Penetration resistance of double sheet structures at velocities to 8.8 km/sec

Abstract : Small pyrex glass spheres were launched into aluminum double-sheet targets at velocities to 8.8 km/sec to determine the effects of total sheet thickness and sheet spacing upon penetration resistance. The ballistic limit of double-sheet structures consisting of two equally thick aluminum sheets was found to increase with increasing total sheet thickness and sheet spacing. In addition, for a particular ratio of total sheet thickness to projectile diameter, the effectiveness of sheet spacing increases with increasing impact velocity. This effect is attributed to melting and vaporization of the projectile and front-sheet material, and it is concluded that this trend will continue as material vaporization becomes more dominant.

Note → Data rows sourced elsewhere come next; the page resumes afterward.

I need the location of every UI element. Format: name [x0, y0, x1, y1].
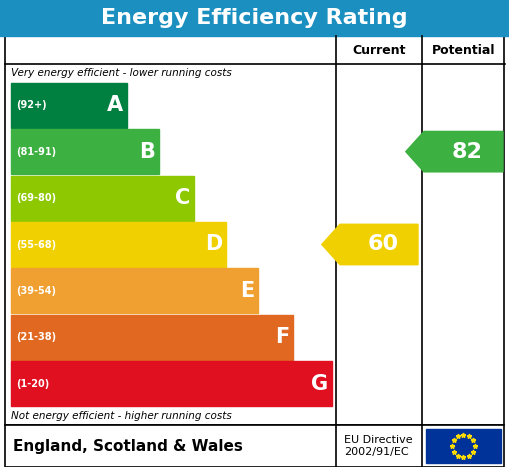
Bar — [5, 36, 504, 425]
Text: 60: 60 — [367, 234, 399, 255]
Text: (39-54): (39-54) — [16, 286, 56, 296]
Polygon shape — [406, 131, 503, 172]
Bar — [11, 269, 258, 313]
Bar — [5, 425, 504, 467]
Text: EU Directive
2002/91/EC: EU Directive 2002/91/EC — [344, 435, 413, 457]
Text: E: E — [240, 281, 254, 301]
Text: D: D — [205, 234, 222, 255]
Text: Energy Efficiency Rating: Energy Efficiency Rating — [101, 8, 408, 28]
Text: A: A — [106, 95, 123, 115]
Text: F: F — [275, 327, 290, 347]
Text: G: G — [311, 374, 328, 394]
Text: England, Scotland & Wales: England, Scotland & Wales — [13, 439, 243, 453]
Bar — [11, 83, 127, 127]
Text: (21-38): (21-38) — [16, 333, 56, 342]
Bar — [11, 129, 159, 174]
Text: Potential: Potential — [432, 43, 495, 57]
Text: Current: Current — [352, 43, 406, 57]
Bar — [426, 429, 501, 463]
Text: Not energy efficient - higher running costs: Not energy efficient - higher running co… — [11, 411, 232, 421]
Polygon shape — [322, 224, 418, 265]
Bar — [11, 315, 294, 360]
Bar — [11, 222, 226, 267]
Bar — [11, 361, 332, 406]
Text: (1-20): (1-20) — [16, 379, 49, 389]
Text: (55-68): (55-68) — [16, 240, 56, 249]
Text: B: B — [139, 142, 155, 162]
Text: (81-91): (81-91) — [16, 147, 56, 156]
Text: (92+): (92+) — [16, 100, 47, 110]
Text: 82: 82 — [452, 142, 483, 162]
Text: Very energy efficient - lower running costs: Very energy efficient - lower running co… — [11, 68, 232, 78]
Text: C: C — [175, 188, 190, 208]
Bar — [0, 0, 509, 36]
Bar — [11, 176, 194, 220]
Text: (69-80): (69-80) — [16, 193, 56, 203]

The data of this report are used to establish the effectiveness of total sheet thickness and a lower limit for the effectiveness of sheet spacing. It was determined that the structural ballistic limit varies with the 2.5 power of the ratio of the total sheet thickness to the projectile diameter and with at least the square of the ratio of the sheet spacing to the projectile diameter. The data indicate that for impacts at a given velocity the ratio of front- sheet thickness to projectile diameter that causes maximum vaporization or fragmentation or both will result in the most efficient meteor bumper. It is concluded that the double-sheet structure most efficient in resisting penetration will use that thickness for a front sheet and the remaining available mass in the rear sheet. Measurements were also made of the front-sheet hole diameter and the front-sheet mass loss. It was determined that the front-sheet hole diameter varies with the square root of the impact velocity and the 0.45 power of the front-sheet thickness and the front-sheet mass loss varies with impact velocity and the square of the front-sheet thickness.